This is still a car site, but let’s talk about pedestrians for a bit.
Jaywalking is something I have mixed feelings about. If you’re going to do it, you cannot expect a car to stop for you in the middle of the street. But people do it when the traffic is clear and no one is in immediate danger of injury.
Maybe it’s a regional thing, but I grew up stopping, looking and listening before I crossed the street. I paid attention to the “Walk” man on the stoplight. Maybe it’s because where I grew up the police had so little to do they once gave the mayor a citation for jaywalking.
It’s something I never ever attempted in Havana when I studied there for a month last year. If I was going to stand in the street to take pictures of cars, I made sure no moving vehicles were in sight. People drive quickly. If you think cab drivers are aggressive in this country, you should get in the back of a Lada in Havana driven by someone who thinks red lights and stop signs are suggestions only.
Actually, in a Lada this is probably fine because even though they are tough, pointy things, they have the power of a dying KitchenAid mixer. But with the introduction of more powerful modern vehicles and the increasingly viable proposition of car ownership in Cuba, there’s a long way to go to redoing some lax traffic habits.
The Associated Press’ Peter Orsi recently covered the jaywalking epidemic in the country and the growing problem it poses for pedestrians and drivers. I can attest that people drive far too quickly around narrow streets with blind corners as pedestrians cross the street without looking. One second, there’s nothing and the next there’s a Peugeot 205 blowing past you.

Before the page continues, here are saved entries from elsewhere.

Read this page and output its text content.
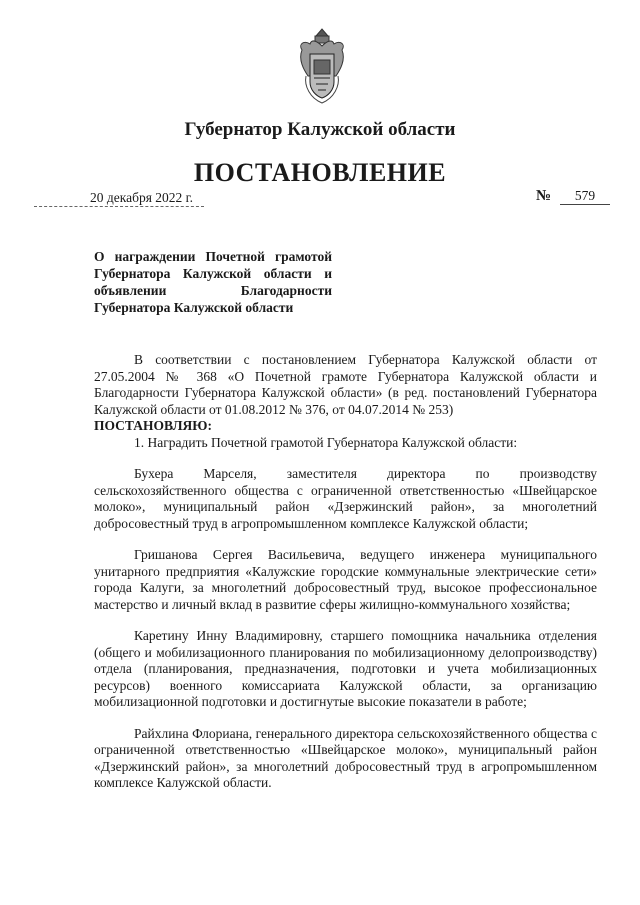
Губернатор Калужской области
ПОСТАНОВЛЕНИЕ
20 декабря 2022 г.	№	579
О награждении Почетной грамотой Губернатора Калужской области и объявлении Благодарности Губернатора Калужской области

В соответствии с постановлением Губернатора Калужской области от 27.05.2004 № 368 «О Почетной грамоте Губернатора Калужской области и Благодарности Губернатора Калужской области» (в ред. постановлений Губернатора Калужской области от 01.08.2012 № 376, от 04.07.2014 № 253)

ПОСТАНОВЛЯЮ:

1. Наградить Почетной грамотой Губернатора Калужской области:

Бухера Марселя, заместителя директора по производству сельскохозяйственного общества с ограниченной ответственностью «Швейцарское молоко», муниципальный район «Дзержинский район», за многолетний добросовестный труд в агропромышленном комплексе Калужской области;

Гришанова Сергея Васильевича, ведущего инженера муниципального унитарного предприятия «Калужские городские коммунальные электрические сети» города Калуги, за многолетний добросовестный труд, высокое профессиональное мастерство и личный вклад в развитие сферы жилищно-коммунального хозяйства;

Каретину Инну Владимировну, старшего помощника начальника отделения (общего и мобилизационного планирования по мобилизационному делопроизводству) отдела (планирования, предназначения, подготовки и учета мобилизационных ресурсов) военного комиссариата Калужской области, за организацию мобилизационной подготовки и достигнутые высокие показатели в работе;

Райхлина Флориана, генерального директора сельскохозяйственного общества с ограниченной ответственностью «Швейцарское молоко», муниципальный район «Дзержинский район», за многолетний добросовестный труд в агропромышленном комплексе Калужской области.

Right in front of the University of Havana is one of the busiest streets in Havana and it’s a narrow piece of road that I think I’m right in saying has two lanes. But drivers find ways to make it three lanes during rush hour. People will get in and out of cars in the middle of the street. I never saw someone get hit, but there were plenty of near-misses because drivers really don’t stop that much. Orsi compared it to a real-life game of Frogger, but Cubans call it "bullfighting with cars." That really is a perfect description.
It’s not just a problem in Cuba but also in a lot of other dense cities where cars weren’t planned into the road systems from the get-go. It is a two-way street, though, between pedestrians and drivers to keep things running safely. That’s the point Cubans are raising about campaigns telling pedestrians to use crosswalks and stop being socially defiant. Their point is valid: What about the drivers leaving their brights on at night so they blind people crossing the street, or the lousy roads and signage? Auto-stop pedestrian detection systems and pedestrian airbags aren't going to fix those problems.
I don't know what's going to happen in Cuba, but what are some of the fixes in your neighborhoods where changes could be made simply and quickly? As much fun as "bullfighting with cars" sounds, something like that is bound to go wrong. And they make Frogger for iPhone now.